Metadata-Version: 2.1
Name: Resiliens
Version: 0.0.1
Summary: A Python package for resilient programming.
Home-page: https://github.com/jonmest/resiliens
Author: Jon Cavallie Mester
Author-email: jwcavalliemester@protonmail.com
License: UNKNOWN
Project-URL: Bug Tracker, https://github.com/jonmest/resiliens/issues
Platform: UNKNOWN
Classifier: Programming Language :: Python :: 3
Classifier: License :: OSI Approved :: GNU General Public License v3 or later (GPLv3+)
Classifier: Operating System :: OS Independent
Requires-Python: >=3.6
Description-Content-Type: text/markdown

# Resiliens
A small Python library of decorators to help make your application more resilient. Currently, there are two decorators provided:
1. Retryable
2. CircuitBreaker

## 1. Retryable
You can use the `@Retryable` decorator on any function to automatically retry calling it in case it throws an exception. One use-case would be if you make a remote call to an external API which returns the HTTP status code 500. Maybe it's just a very temporary issue, in which case you might as well try a few more times.

```python
# Use default configuration
@Retryable
def get_github():
    res = requests.get('https://api.github.com')
    if res.status == '500':
        raise ThisFailedError()

# Configure your own max retries, backoff time
# between attempts, and more
@Retryable(max_retries=5, backoff=1000)
def get_github():
    requests.get('https://api.github.com')
    if res.status == '500':
            raise ThisFailedError()
```

## 2. CircuitBreaker
If you make a remote call, and it keeps failing, you may want to stop making this call to save your API usage quota or lower the response time of something that would be failing anyway. In that case, a circuit breaker comes handy.

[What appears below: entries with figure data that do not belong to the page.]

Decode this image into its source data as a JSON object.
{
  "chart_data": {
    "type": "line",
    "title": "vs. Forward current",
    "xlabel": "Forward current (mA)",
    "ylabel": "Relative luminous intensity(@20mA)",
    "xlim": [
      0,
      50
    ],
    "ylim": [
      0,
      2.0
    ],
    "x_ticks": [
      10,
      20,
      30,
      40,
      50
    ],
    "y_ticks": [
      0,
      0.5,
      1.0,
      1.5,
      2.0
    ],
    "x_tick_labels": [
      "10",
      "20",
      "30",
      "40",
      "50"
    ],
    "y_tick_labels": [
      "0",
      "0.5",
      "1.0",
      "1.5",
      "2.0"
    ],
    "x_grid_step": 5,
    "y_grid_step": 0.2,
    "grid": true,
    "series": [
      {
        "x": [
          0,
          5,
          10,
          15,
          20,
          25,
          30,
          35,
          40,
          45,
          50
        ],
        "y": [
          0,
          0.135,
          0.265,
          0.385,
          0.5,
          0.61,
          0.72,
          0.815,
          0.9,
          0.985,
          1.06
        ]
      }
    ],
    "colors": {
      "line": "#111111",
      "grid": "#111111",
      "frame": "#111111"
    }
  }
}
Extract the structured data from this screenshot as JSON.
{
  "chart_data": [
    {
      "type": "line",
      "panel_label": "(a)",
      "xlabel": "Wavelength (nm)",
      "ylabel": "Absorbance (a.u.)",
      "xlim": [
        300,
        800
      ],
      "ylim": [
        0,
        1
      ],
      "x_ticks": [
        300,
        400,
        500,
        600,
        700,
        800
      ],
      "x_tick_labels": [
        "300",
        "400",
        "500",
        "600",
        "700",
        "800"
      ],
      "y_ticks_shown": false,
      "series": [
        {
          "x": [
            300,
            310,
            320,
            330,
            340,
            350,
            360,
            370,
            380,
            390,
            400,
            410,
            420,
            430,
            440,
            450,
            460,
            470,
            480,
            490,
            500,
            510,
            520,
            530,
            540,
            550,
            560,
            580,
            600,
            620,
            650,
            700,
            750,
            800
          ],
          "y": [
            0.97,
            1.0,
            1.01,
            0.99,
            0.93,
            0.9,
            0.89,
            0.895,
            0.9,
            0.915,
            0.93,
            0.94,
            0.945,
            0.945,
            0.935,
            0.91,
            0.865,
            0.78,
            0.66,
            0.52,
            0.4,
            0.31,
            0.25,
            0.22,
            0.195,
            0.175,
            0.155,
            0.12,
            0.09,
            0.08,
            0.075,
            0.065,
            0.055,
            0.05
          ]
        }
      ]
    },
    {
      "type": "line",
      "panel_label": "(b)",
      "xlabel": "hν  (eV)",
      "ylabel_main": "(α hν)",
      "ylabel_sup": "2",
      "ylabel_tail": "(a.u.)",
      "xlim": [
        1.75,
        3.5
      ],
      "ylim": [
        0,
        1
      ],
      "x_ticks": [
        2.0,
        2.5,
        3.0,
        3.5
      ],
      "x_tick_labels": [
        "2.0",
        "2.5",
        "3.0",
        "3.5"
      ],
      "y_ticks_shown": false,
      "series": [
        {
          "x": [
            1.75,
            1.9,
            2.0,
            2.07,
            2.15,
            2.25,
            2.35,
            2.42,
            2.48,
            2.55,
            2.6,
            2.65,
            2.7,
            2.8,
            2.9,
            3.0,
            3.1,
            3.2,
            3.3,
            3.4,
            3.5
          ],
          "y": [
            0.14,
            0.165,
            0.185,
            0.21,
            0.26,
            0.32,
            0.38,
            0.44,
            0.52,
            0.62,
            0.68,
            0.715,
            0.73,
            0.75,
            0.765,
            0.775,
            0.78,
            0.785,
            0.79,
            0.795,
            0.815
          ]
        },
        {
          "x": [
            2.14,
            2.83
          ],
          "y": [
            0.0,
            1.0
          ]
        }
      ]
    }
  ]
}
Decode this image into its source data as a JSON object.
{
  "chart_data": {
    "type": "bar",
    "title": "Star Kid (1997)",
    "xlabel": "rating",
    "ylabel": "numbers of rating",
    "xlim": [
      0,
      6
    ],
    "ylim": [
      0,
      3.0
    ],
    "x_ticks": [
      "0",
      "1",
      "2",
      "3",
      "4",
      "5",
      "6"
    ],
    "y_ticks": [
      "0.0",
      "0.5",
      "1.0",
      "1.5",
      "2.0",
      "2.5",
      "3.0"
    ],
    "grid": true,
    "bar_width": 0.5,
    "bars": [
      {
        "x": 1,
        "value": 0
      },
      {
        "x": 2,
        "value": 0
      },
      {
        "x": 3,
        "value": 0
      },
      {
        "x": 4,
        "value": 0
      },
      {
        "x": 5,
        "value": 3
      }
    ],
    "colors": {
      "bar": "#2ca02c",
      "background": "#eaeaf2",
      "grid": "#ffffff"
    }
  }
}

Currently, this decorator stops calling the decorated function after a configured number of failures in a row (the circuit breaker "opens") and just returns the most recent exception instead. After a wait period, the circuit breaker allows new calls to the decorated function.
```python
@CircuitBreaker
def get_github():
    res = requests.get('https://api.github.com')
    if res.status == '500':
        raise ThisFailedError()

# Configure your own max failed attempts, 
# reset_timeout and more
@CircuitBreaker(max_attempts=5, reset_timeout=1000)
def get_github():
    requests.get('https://api.github.com')
    if res.status == '500':
            raise ThisFailedError()
```
# Expected exceptions
Both decorators have the parameter `expected_exception`. This is the exception they should consider as an expected failure, say that an API is unreachable. If that exception, or a subclass of it, gets raised in the decorated function, Retryable will retry as intended, and CircuitBreaker will count it as a failure and eventually open if it keeps getting raised. If, however, an exception gets raised that is not of that exception type, or a subclass of it, Retryably will not retry and CircuitBreaker will not count it as a failure. By default, they consider all exceptions as expected, but ideally you should set this in a more fine-grained way - e.g. ConnectionError, RequestException.

# Fallback functions
It may be the case that a function decorated with @Retryable never succeeds despite retrying a bunch of times. By default, it will just raise the last exception. However, you can set a fallback function that gets called after all retries are exhausted, for example to provide a fallback return value or do something else.
Same goes for @CircuitBreaker - by default, if the circuit breaker is open it just raises the most recent exception again. You can however supply a fallback function here as well.